A review of the hospital's policy and procedure (P&P) titled, "Pain Management," dated May 27, 2012, noted the following:

"Patient's Rights - Patients have the right to appropriate assessment and management of pain. When pain is identified, the patient is treated or referred for treatment."

"Initial pain assessment includes assessing if the patient has pain now, the duration, location and quality of pain ...Pain severity as assessed on a 1-10 pain scale."

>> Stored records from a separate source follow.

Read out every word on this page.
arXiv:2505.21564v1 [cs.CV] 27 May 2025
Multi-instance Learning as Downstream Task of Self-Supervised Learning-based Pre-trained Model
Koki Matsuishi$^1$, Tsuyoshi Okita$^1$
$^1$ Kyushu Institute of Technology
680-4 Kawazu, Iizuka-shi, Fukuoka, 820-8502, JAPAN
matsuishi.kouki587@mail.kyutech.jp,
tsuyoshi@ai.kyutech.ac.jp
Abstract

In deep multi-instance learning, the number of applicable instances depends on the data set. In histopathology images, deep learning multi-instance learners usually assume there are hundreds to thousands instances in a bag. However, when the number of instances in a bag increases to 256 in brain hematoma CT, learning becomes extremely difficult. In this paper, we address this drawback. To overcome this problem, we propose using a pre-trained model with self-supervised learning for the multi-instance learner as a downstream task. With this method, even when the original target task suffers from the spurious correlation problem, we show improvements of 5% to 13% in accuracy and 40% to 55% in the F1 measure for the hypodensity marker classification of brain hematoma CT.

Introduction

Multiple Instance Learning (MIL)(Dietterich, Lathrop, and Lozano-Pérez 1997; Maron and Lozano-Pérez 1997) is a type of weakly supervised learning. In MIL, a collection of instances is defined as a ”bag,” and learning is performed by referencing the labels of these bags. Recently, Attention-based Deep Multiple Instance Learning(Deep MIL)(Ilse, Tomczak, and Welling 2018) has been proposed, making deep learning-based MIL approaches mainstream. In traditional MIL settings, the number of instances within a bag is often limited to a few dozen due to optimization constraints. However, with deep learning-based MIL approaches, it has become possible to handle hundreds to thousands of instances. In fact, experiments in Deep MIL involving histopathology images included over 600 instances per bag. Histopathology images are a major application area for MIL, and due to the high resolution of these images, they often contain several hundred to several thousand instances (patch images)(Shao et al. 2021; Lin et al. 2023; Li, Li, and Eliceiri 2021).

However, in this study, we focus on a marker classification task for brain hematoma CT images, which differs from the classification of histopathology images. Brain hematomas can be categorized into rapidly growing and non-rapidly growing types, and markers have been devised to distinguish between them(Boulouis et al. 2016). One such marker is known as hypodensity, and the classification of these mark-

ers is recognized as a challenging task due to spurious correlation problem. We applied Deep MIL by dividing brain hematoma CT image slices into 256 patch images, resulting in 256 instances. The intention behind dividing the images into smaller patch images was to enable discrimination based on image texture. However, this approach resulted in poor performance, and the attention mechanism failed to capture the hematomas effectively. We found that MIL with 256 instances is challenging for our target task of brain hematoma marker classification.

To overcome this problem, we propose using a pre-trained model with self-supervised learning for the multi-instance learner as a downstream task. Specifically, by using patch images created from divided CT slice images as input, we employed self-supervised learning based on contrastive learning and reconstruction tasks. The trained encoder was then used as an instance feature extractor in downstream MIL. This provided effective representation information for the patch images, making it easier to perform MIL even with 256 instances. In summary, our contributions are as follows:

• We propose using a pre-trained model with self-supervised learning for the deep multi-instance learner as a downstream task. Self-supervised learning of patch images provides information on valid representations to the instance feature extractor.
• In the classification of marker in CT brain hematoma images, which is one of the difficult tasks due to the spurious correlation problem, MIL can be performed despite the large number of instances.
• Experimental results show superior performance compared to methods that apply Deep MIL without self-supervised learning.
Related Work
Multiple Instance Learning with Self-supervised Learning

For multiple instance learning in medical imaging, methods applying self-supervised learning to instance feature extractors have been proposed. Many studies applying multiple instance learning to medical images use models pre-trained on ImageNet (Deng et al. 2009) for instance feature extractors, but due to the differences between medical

2. On October 30, 2013, a review of Patient 3's medical record was conducted with RN 4.

A review of the admitting face sheet noted that Patient 3 was admitted to the hospital on October 29, 2013 with diagnoses that included altered mental status.

A review of the Patient 3's medical record failed to show documented evidence that an Intensive Care Unit (ICU)admission assessment was conducted. RN 4 was unable to locate an ICU admission assessment for Patient 3.

On October 30, 2013 at 11 AM, an interview with the ICU Interim Director was conducted. She was unable to locate an ICU admission assessment for Patient 3. The ICU Interim Director stated that the patient's ICU nursing admission assessment should been completed within two hours of the patient's admission to the unit.

A review of the hospital's policy and procedure (P&P) titled, "Patient Assessment and Reassessment," dated August 2012, noted the following:

"Patient needs are assessed and reassessed to determine treatment and services."

"Assessment and reassessment is used to establish a comprehensive information base for decision making about each patient's care."

Intensive Care Unit, "Patient admitted to the Intensive Care Unit (ICU) will be assessed by a RN (Registered Nurse) to identify emergent needs within the first hour of arrival and reassessed at a minimum of every two (2) hours and more frequently as needed. "

"A complete review of systems review will be done and recorded on the Admission Assessment Sheet and Critical Care flow Sheet."